A combined model using pre-treatment CT radiomics and clinicopathological features of non-small cell lung cancer to predict major pathological responses after neoadjuvant chemoimmunotherapy

Abstract

Abstract Objective: To explore the correlation between clinicopathology, CT radiomics and major pathologic response of NSCLC after neoadjuvant chemoimmunotherapy, and to establish a combined model to predict MPR. Methods: The clinicopathological characteristics of NSCLC patients who received neoadjuvant chemoimmunotherapy in our hospital from January 2019 to April 2021 were retrospectively collected, and pre-treatment CT Radscore was calculated through standard radiomics workflow. Afterward, independent factors were screened, odds ratios were calculated, and a nomogram for predicting MPR was constructed. ROC curves were plotted for models. Finally, the three models were compared using Delong's test. Results: 211 NSCLC patients were enrolled in this study. Radscore and RECIST assessment results were independent factors for MPR using multivariate logistic regression analysis. The AUC of the combined model was 0.76 (95% CI: 0.68-0.84) in training group, and 0.80 (95% CI: 0.67-0.92) in validation group.

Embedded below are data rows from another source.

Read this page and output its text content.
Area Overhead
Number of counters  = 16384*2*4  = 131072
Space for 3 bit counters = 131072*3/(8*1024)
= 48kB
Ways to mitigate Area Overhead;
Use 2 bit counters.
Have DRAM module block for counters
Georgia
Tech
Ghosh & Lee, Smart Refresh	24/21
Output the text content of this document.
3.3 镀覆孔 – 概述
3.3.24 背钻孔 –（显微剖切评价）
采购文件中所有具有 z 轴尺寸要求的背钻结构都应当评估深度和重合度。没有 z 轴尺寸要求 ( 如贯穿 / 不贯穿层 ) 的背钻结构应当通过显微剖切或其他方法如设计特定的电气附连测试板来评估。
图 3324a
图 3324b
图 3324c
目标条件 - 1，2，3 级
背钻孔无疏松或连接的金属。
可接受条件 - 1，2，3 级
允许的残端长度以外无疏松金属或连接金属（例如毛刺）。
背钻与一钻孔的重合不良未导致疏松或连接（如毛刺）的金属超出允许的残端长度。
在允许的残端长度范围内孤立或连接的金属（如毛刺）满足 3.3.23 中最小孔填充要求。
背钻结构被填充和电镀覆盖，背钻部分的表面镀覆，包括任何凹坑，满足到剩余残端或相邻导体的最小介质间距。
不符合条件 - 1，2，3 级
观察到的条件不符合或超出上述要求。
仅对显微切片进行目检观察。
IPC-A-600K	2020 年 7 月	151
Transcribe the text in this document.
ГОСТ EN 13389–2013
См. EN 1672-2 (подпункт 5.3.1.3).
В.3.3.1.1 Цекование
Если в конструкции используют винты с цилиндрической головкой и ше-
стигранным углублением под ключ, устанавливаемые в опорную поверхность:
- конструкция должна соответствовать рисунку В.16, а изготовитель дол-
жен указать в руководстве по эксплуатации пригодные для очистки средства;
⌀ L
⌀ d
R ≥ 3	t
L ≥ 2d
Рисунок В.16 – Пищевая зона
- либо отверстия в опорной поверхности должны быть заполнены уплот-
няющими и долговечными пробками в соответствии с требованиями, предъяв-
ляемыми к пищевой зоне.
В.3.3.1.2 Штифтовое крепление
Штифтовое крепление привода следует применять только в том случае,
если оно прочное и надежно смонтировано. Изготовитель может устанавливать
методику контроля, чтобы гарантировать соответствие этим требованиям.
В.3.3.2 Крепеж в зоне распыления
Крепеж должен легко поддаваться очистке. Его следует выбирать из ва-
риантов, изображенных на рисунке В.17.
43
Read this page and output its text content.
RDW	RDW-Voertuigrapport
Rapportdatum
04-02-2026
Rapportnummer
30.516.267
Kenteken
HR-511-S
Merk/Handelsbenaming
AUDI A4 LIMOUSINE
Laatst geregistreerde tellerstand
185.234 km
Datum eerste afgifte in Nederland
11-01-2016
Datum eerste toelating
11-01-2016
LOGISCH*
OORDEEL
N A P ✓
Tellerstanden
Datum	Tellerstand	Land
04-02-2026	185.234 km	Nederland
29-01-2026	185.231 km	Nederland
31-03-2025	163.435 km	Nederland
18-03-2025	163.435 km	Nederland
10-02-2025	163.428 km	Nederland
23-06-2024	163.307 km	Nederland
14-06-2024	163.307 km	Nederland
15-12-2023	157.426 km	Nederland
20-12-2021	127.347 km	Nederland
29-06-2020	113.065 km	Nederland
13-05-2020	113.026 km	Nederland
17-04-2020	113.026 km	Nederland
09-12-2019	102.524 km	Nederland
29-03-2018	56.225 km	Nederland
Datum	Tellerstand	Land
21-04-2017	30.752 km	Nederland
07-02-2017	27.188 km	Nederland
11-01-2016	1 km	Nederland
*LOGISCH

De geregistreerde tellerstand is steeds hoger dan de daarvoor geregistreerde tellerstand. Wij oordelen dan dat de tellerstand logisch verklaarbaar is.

Delong's test showed that the AUC of the combined model was significantly different from the radiomics model alone in the training group (p = 0.0067) and also in the validation group (P=0.0009). The calibration curve showed that the predicted MPR was significantly close to the actual MPR of the patient, and the clinical decision curve indicated that the combined model had a higher overall net benefit than the radiomics model alone. Conclusions: The combined model based on pre-treatment CT radiomics and clinicopathological features showed better predictive power than the independent radiomics model or the independent clinicopathological features, which may better guide the personalized neoadjuvant chemoimmunotherapy treatment strategy.